Allergic reactions usually happen quickly within a few minutes of exposure to an allergen. Although allergic reactions can be a nuisance and hamper your normal activities, most are mild. Very occasionally, a severe reaction called anaphylaxis can occur.

They can cause:

  • Sneezing
  • Runny or blocked nose

  • Red, itchy, watery eyes

  • Wheezing and coughing

  • A red, itchy rash

  • Worsening of asthma or eczema symptoms

  • Sneezing and an itchy, runny or blocked nose (allergic rhinitis)

  • Itchy, red, watering eyes (conjunctivitis)

  • Wheezing, chest tightness, shortness of breath and a cough

  • A raised, itchy, red rash (hives)

  • Swollen lips, tongue, eyes or face

  • Tummy pain, feeling sick, vomiting or diarrhoea

  • Dry, red and cracked skin

  • Worsening of asthma or eczema symptoms

Severe allergic reaction (anaphylaxis)

anaphylaxis anaphylactic shock allergy

In rare cases, an allergy can lead to a severe allergic reaction, called anaphylaxis or anaphylactic shock, which can be life-threatening. This affects the whole body and usually develops within minutes of exposure to an allergen.

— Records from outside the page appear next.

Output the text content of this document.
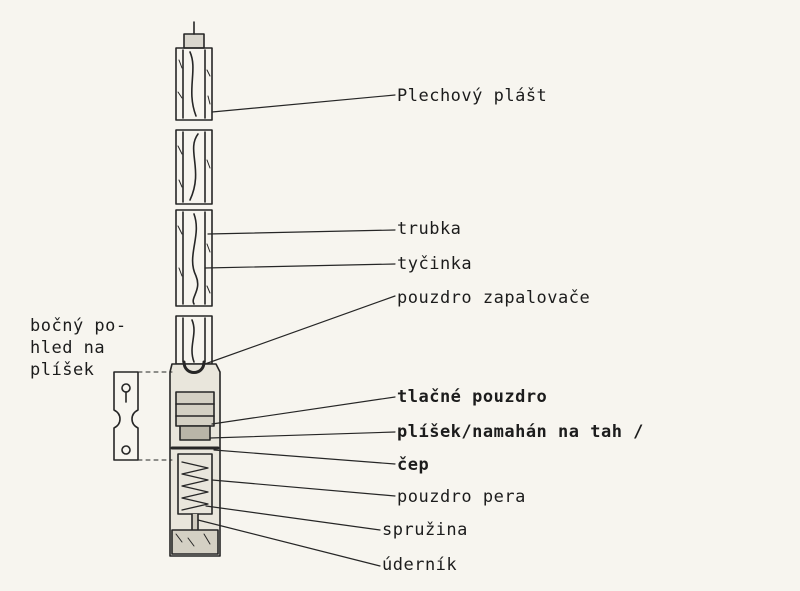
Plechový plášt
trubka
tyčinka
pouzdro zapalovače
tlačné pouzdro
plíšek/namahán na tah /
čep
pouzdro pera
spružina
úderník
bočný po-
hled na
plíšek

Signs of anaphylaxis include any of the symptoms above, as well as:

  • Swelling of the throat and mouth

  • Difficulty breathing

  • Light-headedness

  • Confusion

  • Blue skin or lips

  • Collapsing and losing consciousness

Anaphylaxis is a medical emergency that requires immediate treatment.

How are allergies treated?

The best way to keep your symptoms under control is often to avoid the things you're allergic to.
For example, you may be able to help manage:

  • Food allergies by being careful about what you eat.

  • Animal allergies by keeping pets outside as much as possible and washing them regularly

  • Mould allergies by keeping your home dry and well-ventilated, and dealing with any damp and condensation.

  • Hay fever by staying indoors and avoiding grassy areas when the pollen count is high

  • Dust mite allergies by using allergy-proof duvets and pillows, and fitting wooden floors rather than carpets.

Allergy medications

Medications for mild allergies are available from pharmacies without a prescription, but always ask your pharmacist or GP for advice before starting any new medicine, as they're not suitable for everyone.
They can be taken as tablets, capsules, creams, liquids, eye drops or nasal sprays, depending on the part of your body affected by your allergy.
Treating severe allergic reactions (anaphylaxis)
If you're at risk of this, you'll be given special injectors containing a medicine called adrenaline to use in an emergency.
If you develop symptoms of anaphylaxis, such as difficulty breathing, you should inject yourself in the outer thigh before seeking emergency medical help.